Customers were looking for ways to retrofit aeration to existing hopper-bottom bins, and Hartsook came up with a way to do that without dismantling the bin. Even better, his system could be installed by as few as two people—and in under two hours. It was a vast improvement over competing systems.
“Quite often they are installed before the bin is built,” he says. “Some of them are built right into the hopper bottom itself. There are maybe a couple of options on the market for a retrofit, but ours was built with intentions of retrofit, and hand-in-hand with retrofit also the ability to do it yourself.”
It seemed like a natural progression for the 10-year-old company.
“We started out making flat steel floors for grain bins,” Hartsook says. “Then the demand moved into hopper bottoms and we started doing those, and then about three years ago we began work on the aeration system and brought it to the market.”
Hartsook, who grew up on the family farm, just a mile down the road, says the Air Cube came about because he could see the problem from three angles: from the farming perspective, from the manufacturing perspective and from the installation perspective.
“We definitely wanted to build a product that was going to be easy to install, especially for the farmer who doesn’t have the equipment that the regular installation crews would have for installing such an item,” he says.
“Most farming operations are either father-son or a farmer and his hired hands, so in most instances there would be enough help to get the job done.”
Because of the way it’s assembled, the Air Cube is also easy to transport, reaching a large trading area served by Federated Co-Operatives’ network of Agro Centres throughout western Canada.
“We actually have three different size units for different capacity grain bins,” Hartsook says. “Two of the three fit into a four-foot by four-foot by four-foot crate, so they will fit right into the back of your half-ton. That’s one of the other benefits to the product — it’s easy to move around. Compared to other products on the market, it’s a little more convenient in that regard.”
In addition to bins commonly in use, Hartsook estimates that there are tens of thousands of older bins on farms across the prairies that could benefit even more from the Air Cube, producing environmental savings as they help farmers improve productivity.
“Everything is getting bigger and bigger on the farm,” he explains. “The equipment is getting bigger, the grain bins are getting bigger, and—especially at harvest time when you can combine sections of land much faster than your previous generations—it gets put into the bin a lot quicker.

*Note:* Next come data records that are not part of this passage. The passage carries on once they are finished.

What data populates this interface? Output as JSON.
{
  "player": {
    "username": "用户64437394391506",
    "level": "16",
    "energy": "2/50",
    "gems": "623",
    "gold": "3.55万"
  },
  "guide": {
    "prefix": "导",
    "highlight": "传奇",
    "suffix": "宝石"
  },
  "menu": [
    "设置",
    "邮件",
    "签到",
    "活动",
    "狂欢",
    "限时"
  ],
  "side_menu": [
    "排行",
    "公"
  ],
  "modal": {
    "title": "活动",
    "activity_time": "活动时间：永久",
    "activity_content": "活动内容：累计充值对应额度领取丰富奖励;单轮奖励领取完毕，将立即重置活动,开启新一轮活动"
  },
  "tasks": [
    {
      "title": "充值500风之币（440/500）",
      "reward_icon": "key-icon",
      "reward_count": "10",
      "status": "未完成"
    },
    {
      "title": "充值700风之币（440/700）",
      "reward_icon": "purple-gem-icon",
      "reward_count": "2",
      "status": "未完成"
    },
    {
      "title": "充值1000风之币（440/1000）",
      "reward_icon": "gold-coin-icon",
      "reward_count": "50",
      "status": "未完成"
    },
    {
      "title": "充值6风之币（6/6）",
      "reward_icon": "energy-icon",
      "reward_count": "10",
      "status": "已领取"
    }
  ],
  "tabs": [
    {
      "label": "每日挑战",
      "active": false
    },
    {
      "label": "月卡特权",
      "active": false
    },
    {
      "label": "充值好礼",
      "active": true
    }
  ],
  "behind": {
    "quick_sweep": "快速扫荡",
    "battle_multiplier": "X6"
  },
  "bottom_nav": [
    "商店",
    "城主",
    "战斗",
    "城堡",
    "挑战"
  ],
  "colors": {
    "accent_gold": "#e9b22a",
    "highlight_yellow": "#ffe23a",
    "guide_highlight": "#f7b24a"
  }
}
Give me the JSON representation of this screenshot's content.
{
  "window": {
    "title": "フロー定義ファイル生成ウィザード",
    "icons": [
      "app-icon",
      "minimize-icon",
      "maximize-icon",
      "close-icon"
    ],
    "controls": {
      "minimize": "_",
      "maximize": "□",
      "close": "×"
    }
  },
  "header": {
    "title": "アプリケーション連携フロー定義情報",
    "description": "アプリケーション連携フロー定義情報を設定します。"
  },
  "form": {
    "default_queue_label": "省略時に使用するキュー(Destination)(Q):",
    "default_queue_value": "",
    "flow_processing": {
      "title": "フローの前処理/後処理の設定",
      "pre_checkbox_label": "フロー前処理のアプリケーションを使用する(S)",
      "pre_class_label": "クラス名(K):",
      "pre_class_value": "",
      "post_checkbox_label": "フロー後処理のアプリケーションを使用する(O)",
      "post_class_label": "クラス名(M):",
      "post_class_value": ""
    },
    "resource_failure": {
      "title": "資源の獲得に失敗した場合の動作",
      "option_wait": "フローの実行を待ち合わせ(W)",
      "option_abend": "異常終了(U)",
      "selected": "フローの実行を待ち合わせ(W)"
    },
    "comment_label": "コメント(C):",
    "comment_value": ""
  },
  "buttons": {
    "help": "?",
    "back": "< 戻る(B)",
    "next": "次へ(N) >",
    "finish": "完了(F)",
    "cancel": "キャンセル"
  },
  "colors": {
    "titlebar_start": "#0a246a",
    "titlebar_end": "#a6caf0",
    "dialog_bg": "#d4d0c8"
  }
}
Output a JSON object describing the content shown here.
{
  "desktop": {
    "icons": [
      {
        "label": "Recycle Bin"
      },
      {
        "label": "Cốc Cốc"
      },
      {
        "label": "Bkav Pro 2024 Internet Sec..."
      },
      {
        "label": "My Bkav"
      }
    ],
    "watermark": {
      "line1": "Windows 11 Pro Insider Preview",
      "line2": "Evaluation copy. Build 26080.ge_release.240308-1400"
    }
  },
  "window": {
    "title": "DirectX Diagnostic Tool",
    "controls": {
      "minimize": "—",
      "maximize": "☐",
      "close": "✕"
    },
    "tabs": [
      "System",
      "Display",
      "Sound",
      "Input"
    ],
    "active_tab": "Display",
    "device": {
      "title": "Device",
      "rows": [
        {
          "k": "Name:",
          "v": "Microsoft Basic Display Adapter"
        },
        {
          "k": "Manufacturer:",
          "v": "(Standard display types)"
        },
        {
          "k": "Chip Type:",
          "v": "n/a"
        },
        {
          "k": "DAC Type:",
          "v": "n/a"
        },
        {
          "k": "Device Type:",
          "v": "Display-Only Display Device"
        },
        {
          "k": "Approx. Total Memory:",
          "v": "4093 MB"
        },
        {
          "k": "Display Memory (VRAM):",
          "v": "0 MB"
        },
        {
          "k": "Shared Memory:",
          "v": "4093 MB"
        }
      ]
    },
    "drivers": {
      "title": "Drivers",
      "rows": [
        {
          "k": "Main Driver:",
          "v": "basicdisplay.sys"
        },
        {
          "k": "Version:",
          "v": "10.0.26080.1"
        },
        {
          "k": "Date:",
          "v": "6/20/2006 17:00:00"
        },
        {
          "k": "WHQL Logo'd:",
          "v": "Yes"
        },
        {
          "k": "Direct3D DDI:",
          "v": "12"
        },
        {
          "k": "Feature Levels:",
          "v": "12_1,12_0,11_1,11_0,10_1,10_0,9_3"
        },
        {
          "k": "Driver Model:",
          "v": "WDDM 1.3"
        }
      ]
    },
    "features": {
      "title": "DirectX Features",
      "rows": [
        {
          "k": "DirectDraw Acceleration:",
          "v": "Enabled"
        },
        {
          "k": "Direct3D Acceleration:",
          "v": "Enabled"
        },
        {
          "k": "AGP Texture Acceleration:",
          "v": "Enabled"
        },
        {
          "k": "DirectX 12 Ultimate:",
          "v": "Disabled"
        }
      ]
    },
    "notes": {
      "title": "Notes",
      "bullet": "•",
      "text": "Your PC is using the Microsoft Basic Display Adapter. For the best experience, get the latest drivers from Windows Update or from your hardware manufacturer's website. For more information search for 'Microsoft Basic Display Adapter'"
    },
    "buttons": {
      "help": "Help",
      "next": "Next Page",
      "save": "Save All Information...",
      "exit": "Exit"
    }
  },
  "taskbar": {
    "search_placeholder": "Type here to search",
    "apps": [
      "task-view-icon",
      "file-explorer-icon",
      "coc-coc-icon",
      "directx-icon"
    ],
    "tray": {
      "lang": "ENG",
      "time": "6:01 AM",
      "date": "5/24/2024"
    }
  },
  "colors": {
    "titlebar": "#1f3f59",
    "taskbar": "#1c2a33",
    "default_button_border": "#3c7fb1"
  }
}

On a hot day, you’re putting hot grain in a bin and you need to cool it down.”
For example, Hartsook says, a 30,000 bushel bin might have cool grain at the bottom loaded earlier in the day, and cool grain at the top loaded near the end of the day, with hot grain in the centre loaded during the heat of the day.
“You’re going to have a hot spot in the bin and you need to cool that down somehow,” he says. “On some of these larger diameter bins you might have to turn the grain. That takes time, fuel, things like that. Whereas, if you took your hot loads when you’re harvesting and put them into some of your smaller storage bins that had aeration, then you can just turn the fan on to cool it down and you don't have to turn the grain. That can speed up the operation.
“That's why our system has an environmental impact,” he says. “You can take a lot of these older bins that guys would fill too quickly and otherwise might move on from and build new storage. They can utilize the old storage. During the heat of the day they can store that particular batch of crop in that bin and then as it is cooler in the mornings and evenings they can use different bins.
“With our system, you can maximize profitability by properly conditioning certain loads of grain, whether they were too hot or too wet, that you didn't want to have blended with some that was harvested at a more even rate.”